Saturday, May 12, 2007

The Old Ball Game & A Crackerjack Textbook

Most of my well informed readers are at least vaguely aware of the Japanese love of baseball. School extra-curricular activities revolve around this sport in a Japanese High School. Sometimes it makes for interesting comparisons between cultures and fascinating exchanges about the unusual relationship between the USA and Japan. Often such conversations degenerate into ethnocentric pontifications about Ichiro, Matsui, and now Daisuke Matsuzaka (As though I don’t hear their names 3 times today already). But I’ve grown accustomed to this, and even think it’s kind of cute. What I can’t stand is when the textbook turns the subject of baseball in America into something so cheesy that I don’t even want to go near it.

The textbook is usually so lame that I can’t stand to use it, but have accepted that it is a part of the job and there is little I can do to change it. I’m usually quite eager to substitute the textbook’s materials with my own activities, which by all accounts are more fun and all around way cooler than anything excreted from the New Horizon English Course company. But sometimes I’m stuck with teachers who wouldn’t dare do anything not prescribed by the publishers, and I’m trapped being a $30,000 human tape recorder.

In class today, we went through a very corny description of an animal shelter charity that generates publicity by training dogs. The dogs retrieve home-run hits that go into the water outside San Francisco’s ballpark. Like most of the lessons in our English textbooks, it didn’t fail to give a painfully simple, awkward, and downright tacky passage to learn certain key sentences. “The ball flew into the water from the ballpark. It was a splash hit! (cue fake laughter from nowhere.)” The author goes so far as to give every contextual clue that one should laugh at his wretchedly pathetic attempt at humor. The stock characters laugh in cheesy cartoon pictures around the text. The editors put “Splash hit” among the vocabulary words, as though students should memorize such drivel. If the kids don’t understand such miserably lame humor, we’ll just have to torture them with flash cards!

I don’t want to knock this charity or their cause. But the text described this rag-tag animal rescue operation playing fetch in the water as though they were a vital force critical to the perpetuation of American Major League Baseball. Without a squad of ugly, neutered mutts in the Bay area, the whole league would simply collapse wouldn’t it?

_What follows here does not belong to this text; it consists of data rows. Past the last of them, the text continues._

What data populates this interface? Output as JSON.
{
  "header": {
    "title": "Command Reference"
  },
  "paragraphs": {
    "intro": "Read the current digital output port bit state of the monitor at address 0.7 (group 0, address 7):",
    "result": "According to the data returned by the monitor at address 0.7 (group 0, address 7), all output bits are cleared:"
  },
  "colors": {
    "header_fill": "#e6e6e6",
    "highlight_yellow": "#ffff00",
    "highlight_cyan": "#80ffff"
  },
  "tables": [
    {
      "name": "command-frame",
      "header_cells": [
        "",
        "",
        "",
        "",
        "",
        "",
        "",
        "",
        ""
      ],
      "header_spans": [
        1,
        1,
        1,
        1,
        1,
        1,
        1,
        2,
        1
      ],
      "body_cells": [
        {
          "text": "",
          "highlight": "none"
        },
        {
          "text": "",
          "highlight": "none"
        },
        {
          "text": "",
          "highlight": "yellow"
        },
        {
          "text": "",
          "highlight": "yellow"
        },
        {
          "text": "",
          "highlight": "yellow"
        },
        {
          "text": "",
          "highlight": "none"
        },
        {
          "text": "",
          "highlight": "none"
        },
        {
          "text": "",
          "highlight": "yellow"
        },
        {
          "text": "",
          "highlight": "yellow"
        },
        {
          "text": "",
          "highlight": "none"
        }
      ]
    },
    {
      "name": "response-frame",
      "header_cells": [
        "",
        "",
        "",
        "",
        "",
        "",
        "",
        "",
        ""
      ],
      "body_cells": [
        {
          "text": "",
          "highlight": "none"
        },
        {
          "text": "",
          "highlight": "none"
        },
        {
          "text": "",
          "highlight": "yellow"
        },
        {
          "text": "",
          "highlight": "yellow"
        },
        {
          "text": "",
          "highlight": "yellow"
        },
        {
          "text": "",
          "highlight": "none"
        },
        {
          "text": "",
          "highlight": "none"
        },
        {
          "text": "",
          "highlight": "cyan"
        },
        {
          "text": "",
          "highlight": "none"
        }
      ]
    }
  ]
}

In a side box marked “Option” (codeword for pointless), they print out all the verses to “Take Me Out to the Ball Game.” As often happens this teacher asked me to, “Please tell about the song! Annoyed at having been told this 5 minutes before class and being left out of the planning process entirely, I told them the following:
  • Nobody sings this anymore. They only use the melody briefly during fouls and time outs and that I didn’t even sing this song during my brief, disastrous foray into Little League.
  • The text makes a mistake because Crackerjacks is plural. It’s also kind of candy that nobody eats anymore because it’s so old.
Guess who got to lead the class in a rendition of “Take Me Out to the Ballgame?”
Positive side note: This is the last time I have to teach this lesson.